Sperwer writes:
Kevin:
Another couple of points:
1. Of course, even post enlightenment, buddha employed some techniques that were, at least superifically, common to the Hindu tradition, from adepts in which he originally learned them. But like his handling of the notion of dharma, he radically revised these methods to suit his own purposes (or rejected them altogether, e.g., asceticism, certainly of the extreme variety - wholly incompatabile with the middle way between the practices of the sramanas and those of the brahamnic householders). Hence, I think it's misleading, at best, to call him simply a Hindu practitioner - as opposed to unpacking that assertion along the lines I've just suggested.
2. Also, its clear that the broad division of society into priestly, warrior/ruler, agriculturist/merchant and "other" ranks predated buddha's time - although I doubt that the Aryans brought it with them; I think it's more likely that as a result of the Aryan ascendancy, Aryans just came to dominate the top two tiers of a hierarchy that probably also existed in the pre-Aryan population - as it appears to have done in almost all pre-modern societies.
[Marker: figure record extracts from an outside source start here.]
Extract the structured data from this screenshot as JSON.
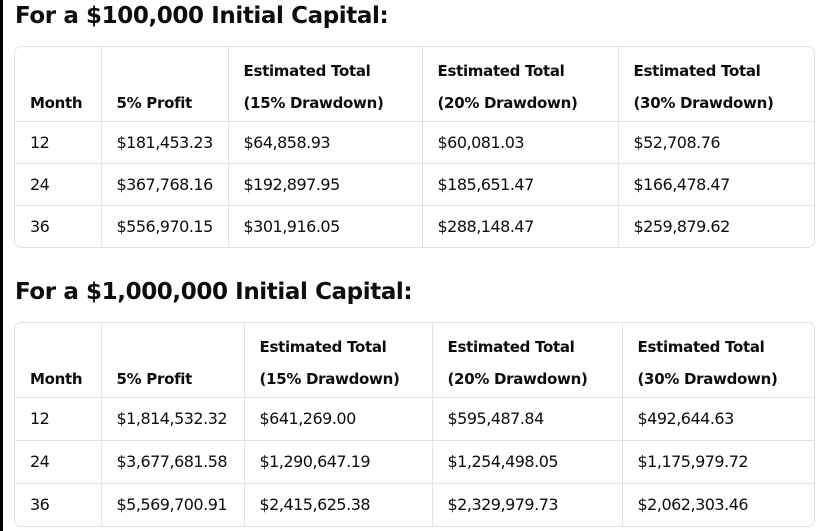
{
  "sections": [
    {
      "title": "For a $100,000 Initial Capital:",
      "headers": [
        [
          "Month"
        ],
        [
          "5% Profit"
        ],
        [
          "Estimated Total",
          "(15% Drawdown)"
        ],
        [
          "Estimated Total",
          "(20% Drawdown)"
        ],
        [
          "Estimated Total",
          "(30% Drawdown)"
        ]
      ],
      "rows": [
        [
          "12",
          "$181,453.23",
          "$64,858.93",
          "$60,081.03",
          "$52,708.76"
        ],
        [
          "24",
          "$367,768.16",
          "$192,897.95",
          "$185,651.47",
          "$166,478.47"
        ],
        [
          "36",
          "$556,970.15",
          "$301,916.05",
          "$288,148.47",
          "$259,879.62"
        ]
      ]
    },
    {
      "title": "For a $1,000,000 Initial Capital:",
      "headers": [
        [
          "Month"
        ],
        [
          "5% Profit"
        ],
        [
          "Estimated Total",
          "(15% Drawdown)"
        ],
        [
          "Estimated Total",
          "(20% Drawdown)"
        ],
        [
          "Estimated Total",
          "(30% Drawdown)"
        ]
      ],
      "rows": [
        [
          "12",
          "$1,814,532.32",
          "$641,269.00",
          "$595,487.84",
          "$492,644.63"
        ],
        [
          "24",
          "$3,677,681.58",
          "$1,290,647.19",
          "$1,254,498.05",
          "$1,175,979.72"
        ],
        [
          "36",
          "$5,569,700.91",
          "$2,415,625.38",
          "$2,329,979.73",
          "$2,062,303.46"
        ]
      ]
    }
  ]
}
My sense of the scholarly literature, though, is that the elaborate system of dozens if not hundreds of specific castes is a much later phenomenon, and that even as late as the buddha's time, class mobility was possible (albeit unlikely) with the exception of the brahmans, the requirements for the ritual purity for which seemed to require hereditary entrance.
Sperwer
Either I'm misleading (grounds for principled disagreement) or I'm saying something trivially true (grounds for yawning agreement), per what you wrote earlier:
Similarly, although more accurate, I think that to assert that the buddha was a great [religious] leader who was or started out as a hindu is so say something that is trivial at best.
If I have to choose, I'll choose being trivial, though I didn't argue he was a great religious leader. The question "What is religion?" remains unsettled, so I'm agnostic as to Reppert's original query*, though leaning a bit toward the "he was a religious teacher" notion**. Maybe I'll flesh this out in a later post.
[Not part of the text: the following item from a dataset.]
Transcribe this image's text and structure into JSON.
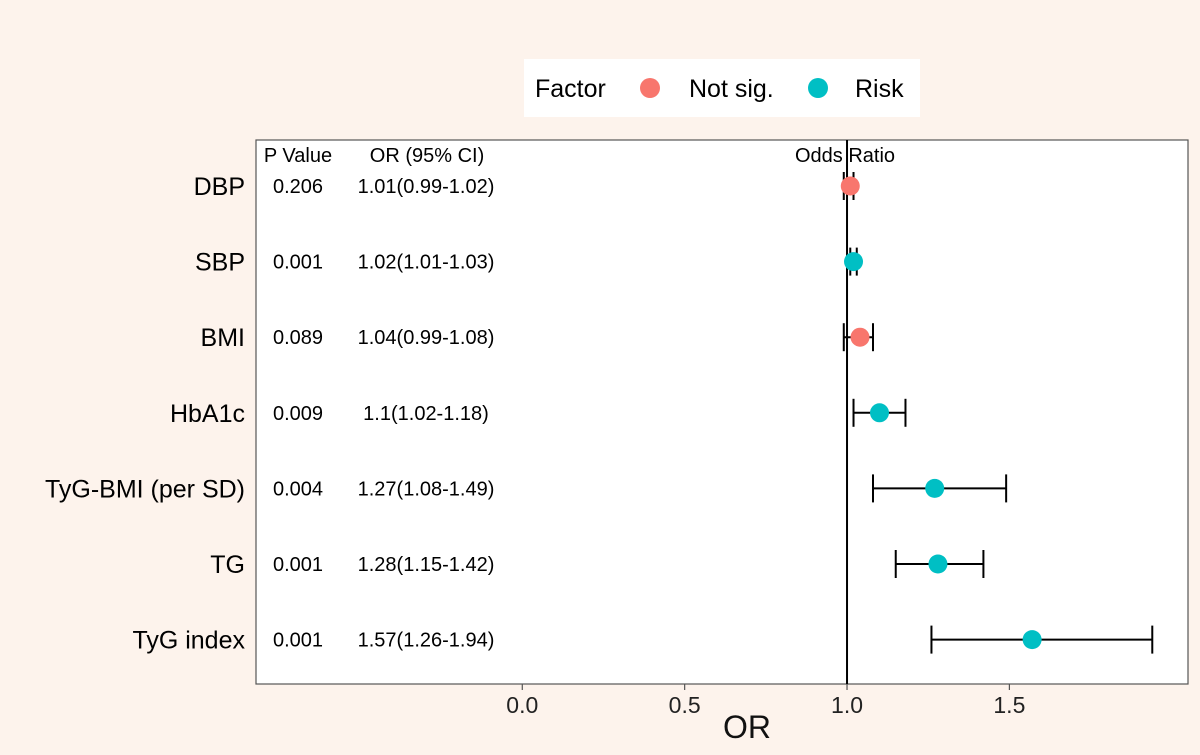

In fact, I thought my original claim was trivial when I wrote it. This whole exchange has been a surprise and a revelation for me. Now I know better.
So thank you: I'll speak more cautiously from now on, though I'm never quite sure whose toes I'll step on next!
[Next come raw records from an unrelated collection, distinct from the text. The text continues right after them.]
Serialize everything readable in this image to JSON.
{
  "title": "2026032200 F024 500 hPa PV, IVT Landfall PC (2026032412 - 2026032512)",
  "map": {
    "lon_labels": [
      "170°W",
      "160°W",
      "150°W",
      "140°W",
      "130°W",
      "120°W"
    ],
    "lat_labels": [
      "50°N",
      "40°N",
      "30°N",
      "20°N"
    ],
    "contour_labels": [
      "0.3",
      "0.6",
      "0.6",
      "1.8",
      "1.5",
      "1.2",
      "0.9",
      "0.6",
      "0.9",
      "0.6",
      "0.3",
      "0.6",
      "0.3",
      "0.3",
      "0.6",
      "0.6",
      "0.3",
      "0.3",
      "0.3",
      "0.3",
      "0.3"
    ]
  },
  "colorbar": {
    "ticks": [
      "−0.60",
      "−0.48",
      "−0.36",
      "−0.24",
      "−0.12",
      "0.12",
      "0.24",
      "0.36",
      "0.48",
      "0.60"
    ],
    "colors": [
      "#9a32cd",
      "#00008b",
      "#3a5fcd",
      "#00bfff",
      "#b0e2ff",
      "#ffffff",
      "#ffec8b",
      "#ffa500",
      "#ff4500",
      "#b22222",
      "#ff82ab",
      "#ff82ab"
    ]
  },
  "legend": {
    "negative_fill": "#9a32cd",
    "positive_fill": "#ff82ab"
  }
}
Regarding point (2) above: I'd have to do a good bit of reading before I could offer my own opinion. There's a lot of scholarship out there about the Aryan influx (for lack of a better term), but I've read next to none of it.
*The query was: "The question I have is what makes Buddha a religious teacher, and not an ethical philosopher." Given the answers proffered by other writers, I think the question should be changed to, "The question I have is what, if anything, makes Buddha a religious teacher, and not an ethical philosopher."
**This would be in contrast to the idea that the Buddha was a philosopher in the Greek sense. I'd be curious to know how many of the prominent Greek philosophers practiced something like Hindu or Buddhist meditation.